# ChromaDB Sample Tutorial
# ------------------------
# This notebook demonstrates how to use **ChromaDB** with a persistent client,
# create a collection, add documents, and query them.


# First, install ChromaDB if you don't already have it:
# !pip install chromadb

In [None]:
import chromadb

# ## Step 1: Create a Persistent Client
# A persistent client ensures that your data is stored permanently on disk
# (not just in memory) so it can be reused later.

In [None]:
client = chromadb.PersistentClient(path="./chroma_db_store")

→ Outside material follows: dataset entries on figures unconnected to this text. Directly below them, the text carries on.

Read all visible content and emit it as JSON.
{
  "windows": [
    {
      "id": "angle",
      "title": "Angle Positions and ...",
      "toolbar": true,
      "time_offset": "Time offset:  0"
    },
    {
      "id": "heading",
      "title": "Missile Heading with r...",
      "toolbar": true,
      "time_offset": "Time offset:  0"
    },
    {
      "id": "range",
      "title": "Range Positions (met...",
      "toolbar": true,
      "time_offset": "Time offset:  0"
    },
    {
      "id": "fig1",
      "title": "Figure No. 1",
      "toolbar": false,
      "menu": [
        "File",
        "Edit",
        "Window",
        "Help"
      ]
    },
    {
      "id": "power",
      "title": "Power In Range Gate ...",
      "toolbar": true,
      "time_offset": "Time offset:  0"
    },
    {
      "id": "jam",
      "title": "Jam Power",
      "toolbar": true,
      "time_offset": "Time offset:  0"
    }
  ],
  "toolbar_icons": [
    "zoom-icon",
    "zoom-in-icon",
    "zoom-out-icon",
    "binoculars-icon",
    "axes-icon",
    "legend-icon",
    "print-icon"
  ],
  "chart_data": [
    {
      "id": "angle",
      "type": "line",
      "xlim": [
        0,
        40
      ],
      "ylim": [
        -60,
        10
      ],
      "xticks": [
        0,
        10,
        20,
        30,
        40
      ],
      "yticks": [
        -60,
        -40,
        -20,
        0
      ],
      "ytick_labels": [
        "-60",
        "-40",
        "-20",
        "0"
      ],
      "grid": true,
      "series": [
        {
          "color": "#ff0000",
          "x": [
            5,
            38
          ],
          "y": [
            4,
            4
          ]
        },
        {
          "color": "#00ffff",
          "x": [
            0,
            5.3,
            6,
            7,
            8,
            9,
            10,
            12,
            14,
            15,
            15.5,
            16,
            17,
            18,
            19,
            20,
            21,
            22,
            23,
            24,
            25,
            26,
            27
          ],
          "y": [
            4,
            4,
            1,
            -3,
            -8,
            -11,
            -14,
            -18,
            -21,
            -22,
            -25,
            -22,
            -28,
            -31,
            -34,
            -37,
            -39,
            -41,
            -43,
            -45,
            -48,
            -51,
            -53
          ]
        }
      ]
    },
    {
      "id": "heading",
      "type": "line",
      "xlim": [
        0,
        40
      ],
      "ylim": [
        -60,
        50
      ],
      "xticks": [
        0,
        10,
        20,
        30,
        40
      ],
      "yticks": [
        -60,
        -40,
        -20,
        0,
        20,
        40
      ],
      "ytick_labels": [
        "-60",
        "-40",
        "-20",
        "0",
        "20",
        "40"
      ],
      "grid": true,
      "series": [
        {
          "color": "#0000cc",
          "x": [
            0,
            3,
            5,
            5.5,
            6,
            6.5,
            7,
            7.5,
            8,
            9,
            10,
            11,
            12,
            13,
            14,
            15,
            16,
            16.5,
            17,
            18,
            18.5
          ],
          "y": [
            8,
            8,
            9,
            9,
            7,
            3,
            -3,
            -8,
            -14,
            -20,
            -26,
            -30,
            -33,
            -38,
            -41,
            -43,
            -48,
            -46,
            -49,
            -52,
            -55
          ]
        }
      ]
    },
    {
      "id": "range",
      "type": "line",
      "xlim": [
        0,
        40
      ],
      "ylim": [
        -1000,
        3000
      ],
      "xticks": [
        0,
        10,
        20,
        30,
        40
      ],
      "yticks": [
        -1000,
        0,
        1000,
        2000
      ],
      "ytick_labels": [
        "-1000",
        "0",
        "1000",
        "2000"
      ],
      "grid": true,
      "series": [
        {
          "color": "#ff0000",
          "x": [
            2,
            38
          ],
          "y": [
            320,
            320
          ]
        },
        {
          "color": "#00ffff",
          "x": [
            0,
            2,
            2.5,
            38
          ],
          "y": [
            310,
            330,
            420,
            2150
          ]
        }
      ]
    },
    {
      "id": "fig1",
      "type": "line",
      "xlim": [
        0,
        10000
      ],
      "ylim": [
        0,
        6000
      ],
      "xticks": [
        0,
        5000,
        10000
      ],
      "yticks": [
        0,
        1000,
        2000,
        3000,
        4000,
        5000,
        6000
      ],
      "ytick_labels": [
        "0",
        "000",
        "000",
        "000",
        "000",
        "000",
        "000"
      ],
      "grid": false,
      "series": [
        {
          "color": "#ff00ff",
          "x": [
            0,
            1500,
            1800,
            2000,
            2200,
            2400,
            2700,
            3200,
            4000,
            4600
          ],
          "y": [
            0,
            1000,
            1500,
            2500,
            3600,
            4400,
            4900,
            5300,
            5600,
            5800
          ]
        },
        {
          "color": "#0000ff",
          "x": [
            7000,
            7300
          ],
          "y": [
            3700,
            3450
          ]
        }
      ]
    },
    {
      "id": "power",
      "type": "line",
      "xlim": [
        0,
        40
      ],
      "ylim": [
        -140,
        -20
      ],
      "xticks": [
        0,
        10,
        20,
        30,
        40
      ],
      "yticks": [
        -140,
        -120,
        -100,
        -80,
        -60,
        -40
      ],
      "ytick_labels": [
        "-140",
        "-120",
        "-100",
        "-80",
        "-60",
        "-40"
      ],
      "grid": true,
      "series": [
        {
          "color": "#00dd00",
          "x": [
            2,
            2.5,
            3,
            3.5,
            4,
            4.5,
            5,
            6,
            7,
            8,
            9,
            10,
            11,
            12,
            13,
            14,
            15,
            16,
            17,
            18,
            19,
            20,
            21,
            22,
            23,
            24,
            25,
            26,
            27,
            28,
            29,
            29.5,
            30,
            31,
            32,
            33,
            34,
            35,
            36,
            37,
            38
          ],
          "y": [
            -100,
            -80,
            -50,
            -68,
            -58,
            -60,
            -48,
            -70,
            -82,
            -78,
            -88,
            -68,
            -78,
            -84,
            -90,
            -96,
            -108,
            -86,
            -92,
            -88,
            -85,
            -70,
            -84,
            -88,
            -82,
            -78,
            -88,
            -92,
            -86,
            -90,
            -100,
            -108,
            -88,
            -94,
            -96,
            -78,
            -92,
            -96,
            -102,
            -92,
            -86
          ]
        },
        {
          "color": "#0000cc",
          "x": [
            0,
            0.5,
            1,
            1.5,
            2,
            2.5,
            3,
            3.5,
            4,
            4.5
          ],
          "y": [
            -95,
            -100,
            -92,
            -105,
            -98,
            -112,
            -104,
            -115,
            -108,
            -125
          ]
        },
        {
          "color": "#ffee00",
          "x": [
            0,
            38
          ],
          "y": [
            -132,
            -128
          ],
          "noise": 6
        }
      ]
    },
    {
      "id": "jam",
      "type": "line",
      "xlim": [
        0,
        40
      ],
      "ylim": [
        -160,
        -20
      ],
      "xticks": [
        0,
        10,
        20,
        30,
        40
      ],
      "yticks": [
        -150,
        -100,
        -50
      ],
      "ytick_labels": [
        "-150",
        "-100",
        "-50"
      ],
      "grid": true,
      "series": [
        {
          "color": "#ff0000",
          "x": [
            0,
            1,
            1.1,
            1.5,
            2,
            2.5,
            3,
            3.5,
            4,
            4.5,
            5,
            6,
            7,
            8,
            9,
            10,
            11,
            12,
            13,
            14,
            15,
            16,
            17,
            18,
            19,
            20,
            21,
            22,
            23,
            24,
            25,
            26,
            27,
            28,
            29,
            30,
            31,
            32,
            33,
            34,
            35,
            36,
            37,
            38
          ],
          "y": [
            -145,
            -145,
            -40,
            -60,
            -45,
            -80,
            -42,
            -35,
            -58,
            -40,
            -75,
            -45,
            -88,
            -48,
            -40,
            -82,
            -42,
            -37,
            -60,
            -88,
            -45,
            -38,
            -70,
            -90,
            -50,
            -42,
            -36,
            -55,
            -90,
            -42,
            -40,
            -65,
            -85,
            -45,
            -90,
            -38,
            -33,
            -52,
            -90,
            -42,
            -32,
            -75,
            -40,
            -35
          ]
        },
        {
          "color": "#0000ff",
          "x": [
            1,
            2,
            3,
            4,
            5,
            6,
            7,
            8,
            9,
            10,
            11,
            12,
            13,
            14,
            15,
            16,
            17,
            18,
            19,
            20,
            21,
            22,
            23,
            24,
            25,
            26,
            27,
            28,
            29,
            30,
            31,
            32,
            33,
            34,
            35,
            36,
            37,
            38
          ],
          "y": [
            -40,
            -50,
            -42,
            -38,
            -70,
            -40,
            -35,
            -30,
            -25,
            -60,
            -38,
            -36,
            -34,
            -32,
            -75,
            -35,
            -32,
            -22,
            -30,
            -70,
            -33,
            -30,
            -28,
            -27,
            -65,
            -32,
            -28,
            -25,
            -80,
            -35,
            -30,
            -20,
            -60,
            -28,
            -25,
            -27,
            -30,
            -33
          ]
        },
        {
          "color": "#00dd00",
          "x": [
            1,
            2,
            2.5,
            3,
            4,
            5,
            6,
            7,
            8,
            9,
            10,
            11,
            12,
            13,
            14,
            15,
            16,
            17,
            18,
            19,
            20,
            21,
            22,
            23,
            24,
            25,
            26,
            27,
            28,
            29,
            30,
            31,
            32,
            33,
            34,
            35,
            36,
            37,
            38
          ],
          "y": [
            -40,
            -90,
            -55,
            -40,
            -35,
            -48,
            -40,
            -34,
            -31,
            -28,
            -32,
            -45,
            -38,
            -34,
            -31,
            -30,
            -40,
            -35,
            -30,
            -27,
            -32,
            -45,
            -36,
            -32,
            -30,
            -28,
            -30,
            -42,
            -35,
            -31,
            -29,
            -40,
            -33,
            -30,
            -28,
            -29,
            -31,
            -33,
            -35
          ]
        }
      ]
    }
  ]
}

# ## Step 2: Create (or Get) a Collection
# A collection is like a 'table' where your embeddings (vectors) and metadata are stored.
# The function `get_or_create_collection` will fetch the collection if it exists,
# otherwise create a new one.

In [None]:
collection = client.get_or_create_collection(name="sample_collection")

# ## Step 3: Add Documents to the Collection
# - `ids` must be a **unique list of strings** (each ID identifies a document).
# - `documents` should be a **list of strings** (or other supported types like text, etc.).
#
# When you add documents, Chroma automatically converts them into **embeddings (vectors)**
# you can either use the default embedding model or go with any other choices.

In [None]:
collection.add(
ids=["doc1", "doc2", "doc3"], # unique identifiers for each document
documents=[
"Dogs are wonderful pets.",
"Cats are independent animals.",
"I love driving fast cars."
]
)

# ## Step 4: Querying the Collection
# Now, let’s perform a similarity search.
# - The `query_texts` parameter accepts a list of query strings.
# - `n_results` specifies **how many closest (most similar) documents** should be returned.
#
# Under the hood, Chroma uses vector similarity search algorithms
# (e.g., cosine similarity, Euclidean distance, or inner product depending on configuration)
# to find nearest vectors.

In [None]:
results = collection.query(
query_texts=["Tell me about pets"],
n_results=2 # returns top 2 most similar documents
)

print("Query Results:")
print(results)

# ## Explanation of `n_results`:
# - If `n_results=1`, you get only the closest (most similar) document.
# - If `n_results=3`, you get the top 3 most relevant documents ranked by similarity.
#
# Example: Searching "Tell me about pets" should likely return documents about "Dogs" and "Cats".


# ## Summary:
# - PersistentClient ensures data is stored on disk.
# - get_or_create_collection manages collections safely.
# - add() inserts documents with unique IDs.
# - query() performs similarity search using embeddings.
# - n_results controls how many similar documents are returned.